Mais depuis, l’Energie est passée sous la houlette de Bercy, et les premières conséquences n’ont pas tardé à se matérialiser. Dimanche 17 février, le ministre de l’Economie Bruno Le Maire a annoncé au 20h de TF1 10 milliards de coupes budgétaires dont 1 milliard pour Ma Prime Rénov’, 800 millions d’euros pour l’aide publique au développement et 400 millions pour le fond vert des collectivités. Quelques jours auparavant, l’Elysée annonçait également la baisse du bonus écologique et la fin du leasing social pour 2024 seulement six semaines après son lancement. Ce dispositif, qui permet aux ménages les plus modestes de louer une voiture électrique pour 100 euros par mois, a connu un vif succès et risquait de faire dérailler les finances publiques.

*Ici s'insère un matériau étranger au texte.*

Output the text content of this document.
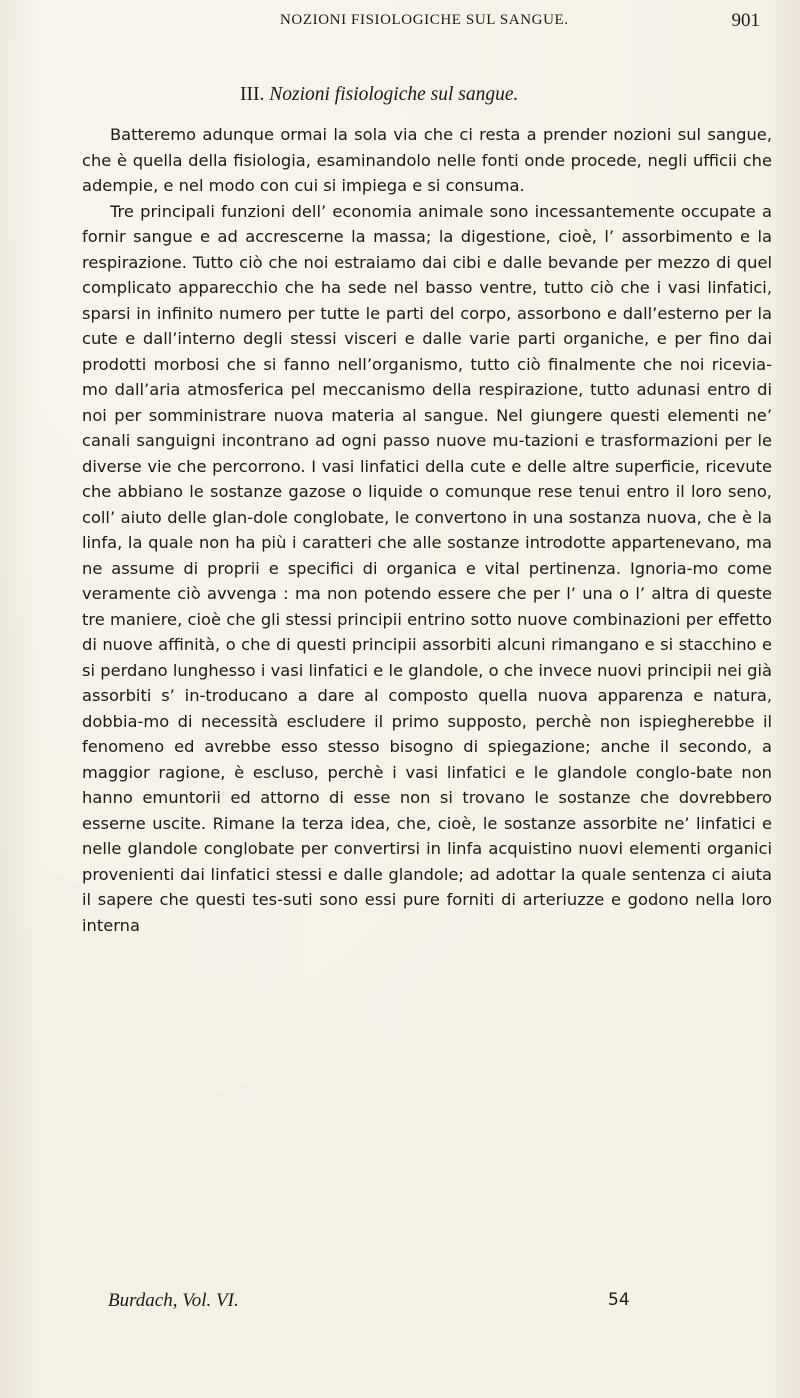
NOZIONI FISIOLOGICHE SUL SANGUE.	901
III. Nozioni fisiologiche sul sangue.

Batteremo adunque ormai la sola via che ci resta a prender nozioni sul sangue, che è quella della fisiologia, esaminandolo nelle fonti onde procede, negli ufficii che adempie, e nel modo con cui si impiega e si consuma.

Tre principali funzioni dell’ economia animale sono incessantemente occupate a fornir sangue e ad accrescerne la massa; la digestione, cioè, l’ assorbimento e la respirazione. Tutto ciò che noi estraiamo dai cibi e dalle bevande per mezzo di quel complicato apparecchio che ha sede nel basso ventre, tutto ciò che i vasi linfatici, sparsi in infinito numero per tutte le parti del corpo, assorbono e dall’esterno per la cute e dall’interno degli stessi visceri e dalle varie parti organiche, e per fino dai prodotti morbosi che si fanno nell’organismo, tutto ciò finalmente che noi ricevia-mo dall’aria atmosferica pel meccanismo della respirazione, tutto adunasi entro di noi per somministrare nuova materia al sangue. Nel giungere questi elementi ne’ canali sanguigni incontrano ad ogni passo nuove mu-tazioni e trasformazioni per le diverse vie che percorrono. I vasi linfatici della cute e delle altre superficie, ricevute che abbiano le sostanze gazose o liquide o comunque rese tenui entro il loro seno, coll’ aiuto delle glan-dole conglobate, le convertono in una sostanza nuova, che è la linfa, la quale non ha più i caratteri che alle sostanze introdotte appartenevano, ma ne assume di proprii e specifici di organica e vital pertinenza. Ignoria-mo come veramente ciò avvenga : ma non potendo essere che per l’ una o l’ altra di queste tre maniere, cioè che gli stessi principii entrino sotto nuove combinazioni per effetto di nuove affinità, o che di questi principii assorbiti alcuni rimangano e si stacchino e si perdano lunghesso i vasi linfatici e le glandole, o che invece nuovi principii nei già assorbiti s’ in-troducano a dare al composto quella nuova apparenza e natura, dobbia-mo di necessità escludere il primo supposto, perchè non ispiegherebbe il fenomeno ed avrebbe esso stesso bisogno di spiegazione; anche il secondo, a maggior ragione, è escluso, perchè i vasi linfatici e le glandole conglo-bate non hanno emuntorii ed attorno di esse non si trovano le sostanze che dovrebbero esserne uscite. Rimane la terza idea, che, cioè, le sostanze assorbite ne’ linfatici e nelle glandole conglobate per convertirsi in linfa acquistino nuovi elementi organici provenienti dai linfatici stessi e dalle glandole; ad adottar la quale sentenza ci aiuta il sapere che questi tes-suti sono essi pure forniti di arteriuzze e godono nella loro interna

Burdach, Vol. VI.	54
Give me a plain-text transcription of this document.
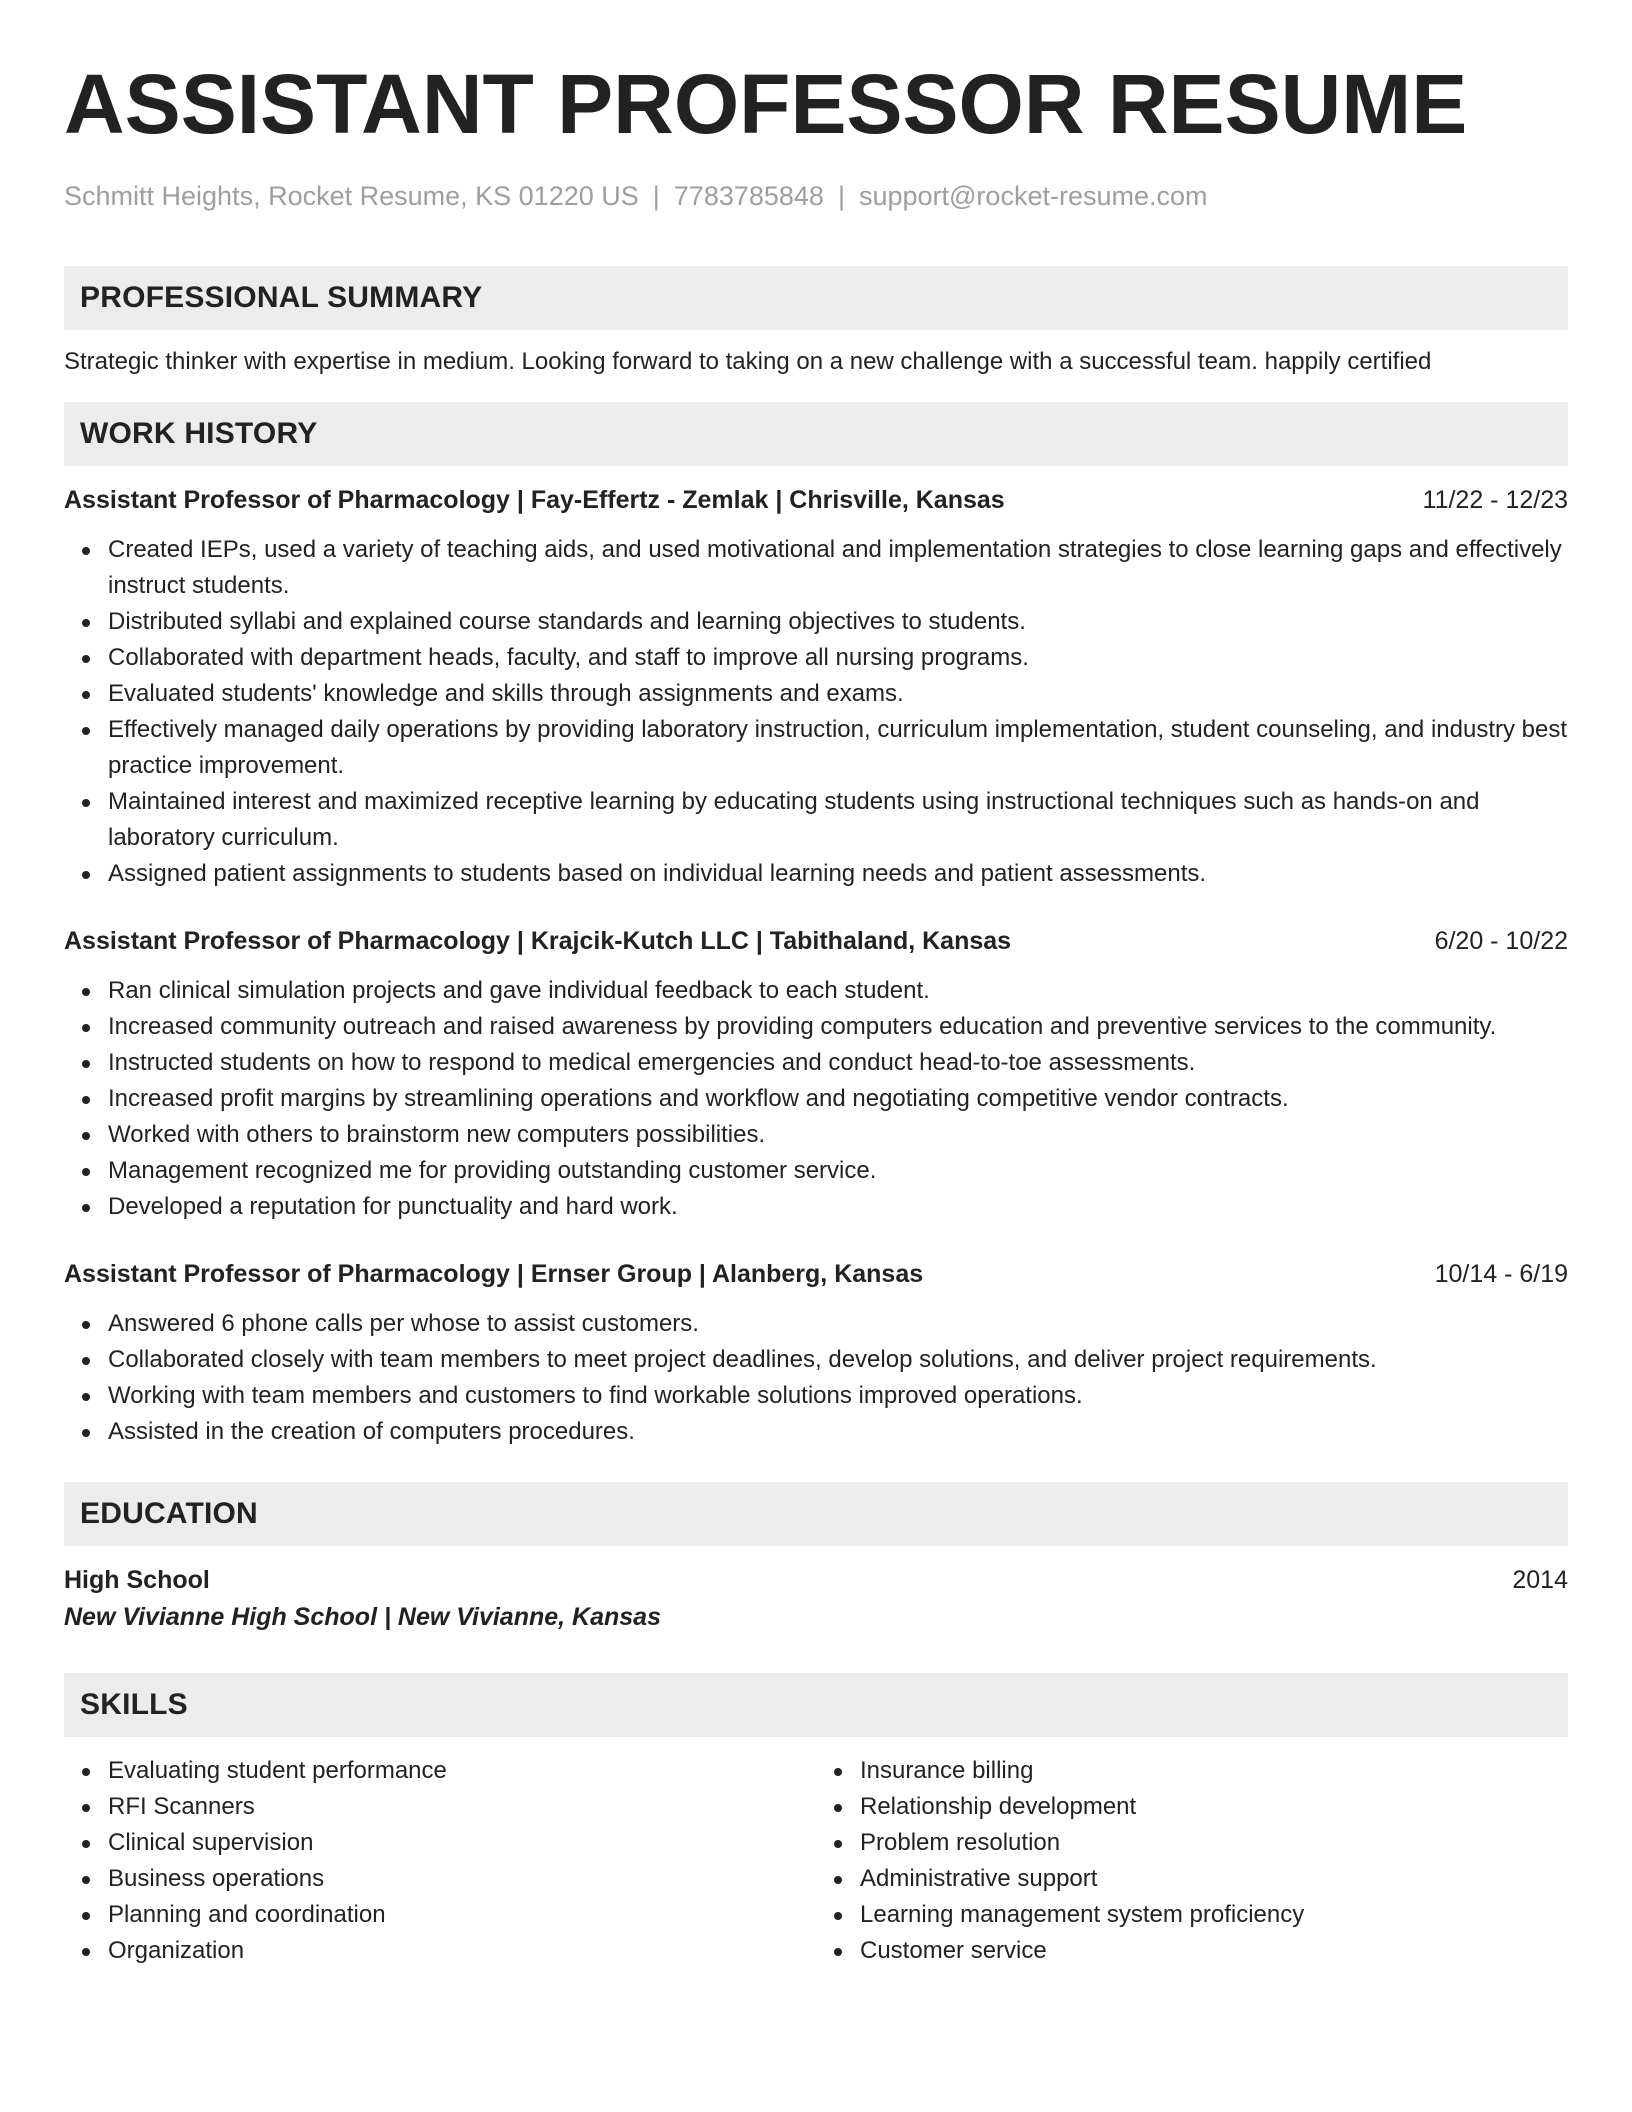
ASSISTANT PROFESSOR RESUME
Schmitt Heights, Rocket Resume, KS 01220 US | 7783785848 | support@rocket-resume.com
PROFESSIONAL SUMMARY
Strategic thinker with expertise in medium. Looking forward to taking on a new challenge with a successful team. happily certified
WORK HISTORY
Assistant Professor of Pharmacology | Fay-Effertz - Zemlak | Chrisville, Kansas	11/22 - 12/23
Created IEPs, used a variety of teaching aids, and used motivational and implementation strategies to close learning gaps and effectively instruct students.
Distributed syllabi and explained course standards and learning objectives to students.
Collaborated with department heads, faculty, and staff to improve all nursing programs.
Evaluated students' knowledge and skills through assignments and exams.
Effectively managed daily operations by providing laboratory instruction, curriculum implementation, student counseling, and industry best practice improvement.
Maintained interest and maximized receptive learning by educating students using instructional techniques such as hands-on and laboratory curriculum.
Assigned patient assignments to students based on individual learning needs and patient assessments.
Assistant Professor of Pharmacology | Krajcik-Kutch LLC | Tabithaland, Kansas	6/20 - 10/22
Ran clinical simulation projects and gave individual feedback to each student.
Increased community outreach and raised awareness by providing computers education and preventive services to the community.
Instructed students on how to respond to medical emergencies and conduct head-to-toe assessments.
Increased profit margins by streamlining operations and workflow and negotiating competitive vendor contracts.
Worked with others to brainstorm new computers possibilities.
Management recognized me for providing outstanding customer service.
Developed a reputation for punctuality and hard work.
Assistant Professor of Pharmacology | Ernser Group | Alanberg, Kansas	10/14 - 6/19
Answered 6 phone calls per whose to assist customers.
Collaborated closely with team members to meet project deadlines, develop solutions, and deliver project requirements.
Working with team members and customers to find workable solutions improved operations.
Assisted in the creation of computers procedures.
EDUCATION
High School	2014
New Vivianne High School | New Vivianne, Kansas
SKILLS
Evaluating student performance
RFI Scanners
Clinical supervision
Business operations
Planning and coordination
Organization
Insurance billing
Relationship development
Problem resolution
Administrative support
Learning management system proficiency
Customer service
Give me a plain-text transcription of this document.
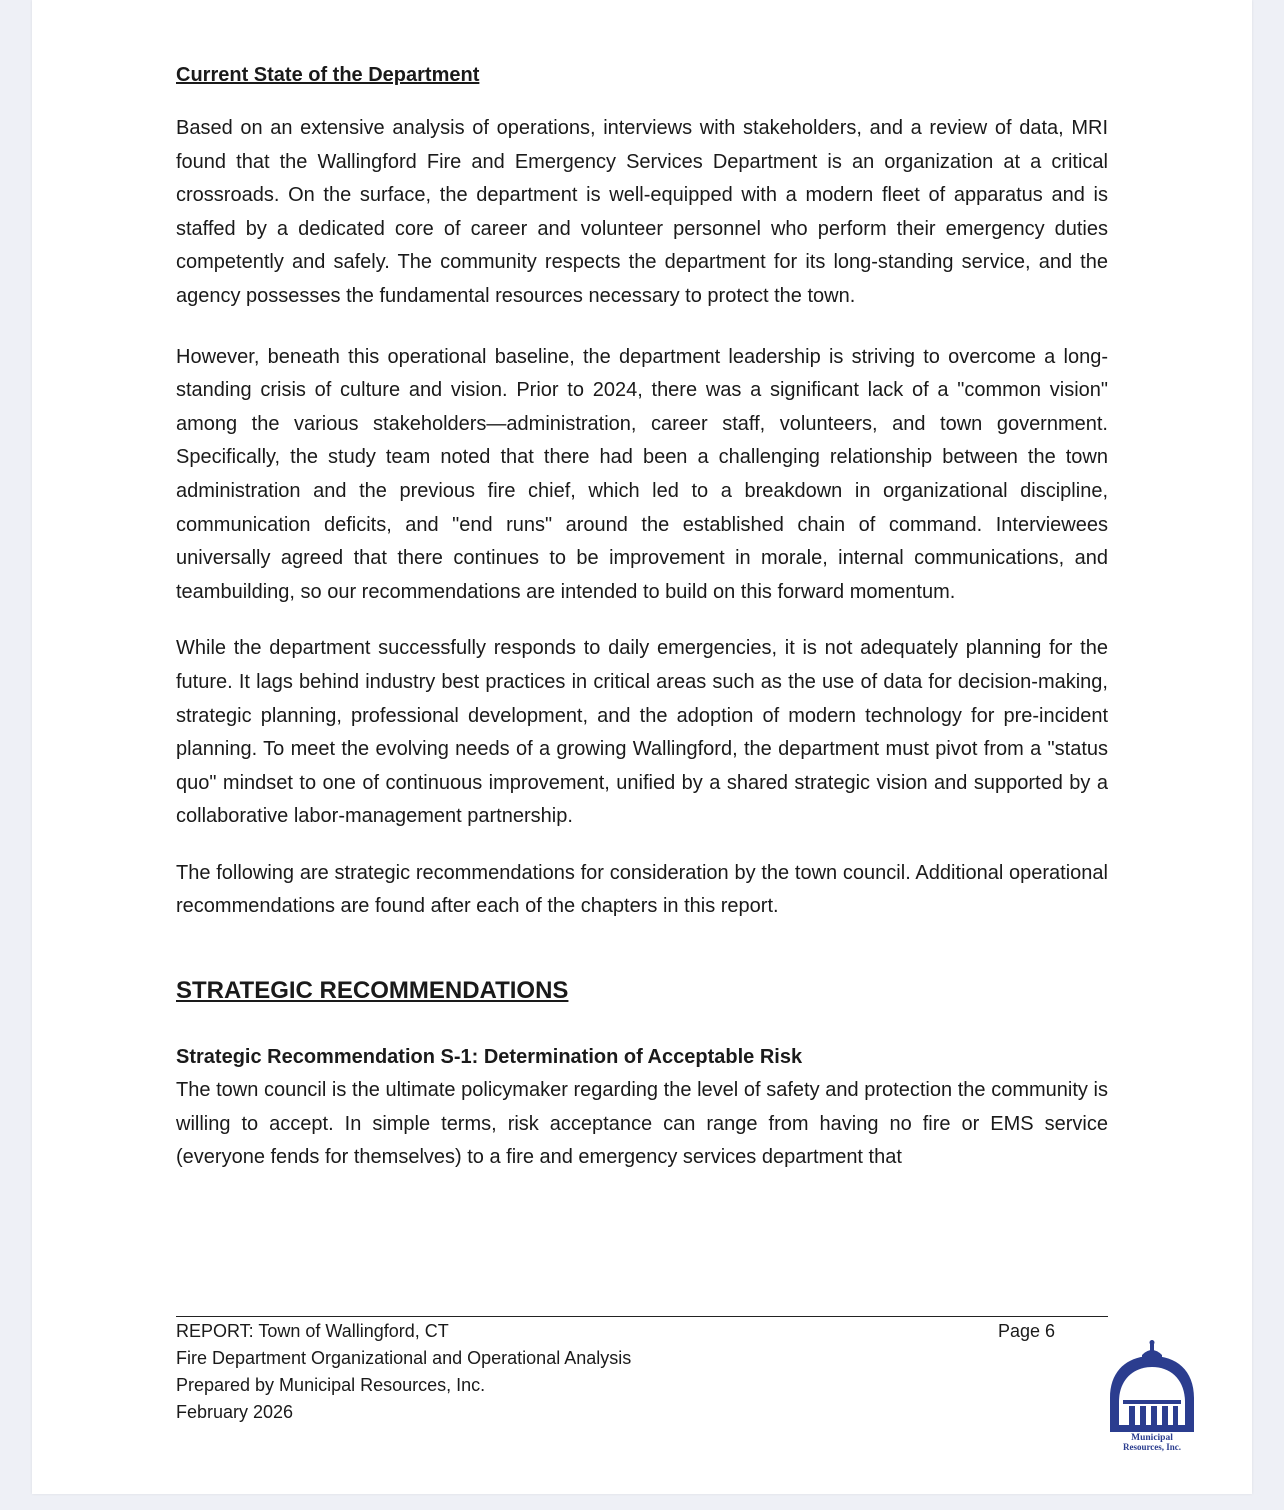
Current State of the Department

Based on an extensive analysis of operations, interviews with stakeholders, and a review of data, MRI found that the Wallingford Fire and Emergency Services Department is an organization at a critical crossroads. On the surface, the department is well-equipped with a modern fleet of apparatus and is staffed by a dedicated core of career and volunteer personnel who perform their emergency duties competently and safely. The community respects the department for its long-standing service, and the agency possesses the fundamental resources necessary to protect the town.

However, beneath this operational baseline, the department leadership is striving to overcome a long-standing crisis of culture and vision. Prior to 2024, there was a significant lack of a "common vision" among the various stakeholders—administration, career staff, volunteers, and town government. Specifically, the study team noted that there had been a challenging relationship between the town administration and the previous fire chief, which led to a breakdown in organizational discipline, communication deficits, and "end runs" around the established chain of command. Interviewees universally agreed that there continues to be improvement in morale, internal communications, and teambuilding, so our recommendations are intended to build on this forward momentum.

While the department successfully responds to daily emergencies, it is not adequately planning for the future. It lags behind industry best practices in critical areas such as the use of data for decision-making, strategic planning, professional development, and the adoption of modern technology for pre-incident planning. To meet the evolving needs of a growing Wallingford, the department must pivot from a "status quo" mindset to one of continuous improvement, unified by a shared strategic vision and supported by a collaborative labor-management partnership.

The following are strategic recommendations for consideration by the town council. Additional operational recommendations are found after each of the chapters in this report.

STRATEGIC RECOMMENDATIONS
Strategic Recommendation S-1: Determination of Acceptable Risk

The town council is the ultimate policymaker regarding the level of safety and protection the community is willing to accept. In simple terms, risk acceptance can range from having no fire or EMS service (everyone fends for themselves) to a fire and emergency services department that

REPORT: Town of Wallingford, CT
Fire Department Organizational and Operational Analysis
Prepared by Municipal Resources, Inc.
February 2026
Page 6
Municipal
Resources, Inc.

“Le climat et le pouvoir d’achat sont les principaux perdants”,
déplore le Réseau action climat dans un communiqué. Riposte Alimentaire, le collectif qui a succédé à Dernière rénovation, a quant à lui appelé à un rassemblement ce jeudi 22 février à 19h devant le ministère de l’Economie et des Finances. “Ces annonces ne font qu’alimenter notre colère et notre motivation. Riposte Alimentaire multipliera les actions ces prochaines semaines”, prévient le collectif qui s’est fait connaître en aspergeant le tableau de La Joconde de soupe.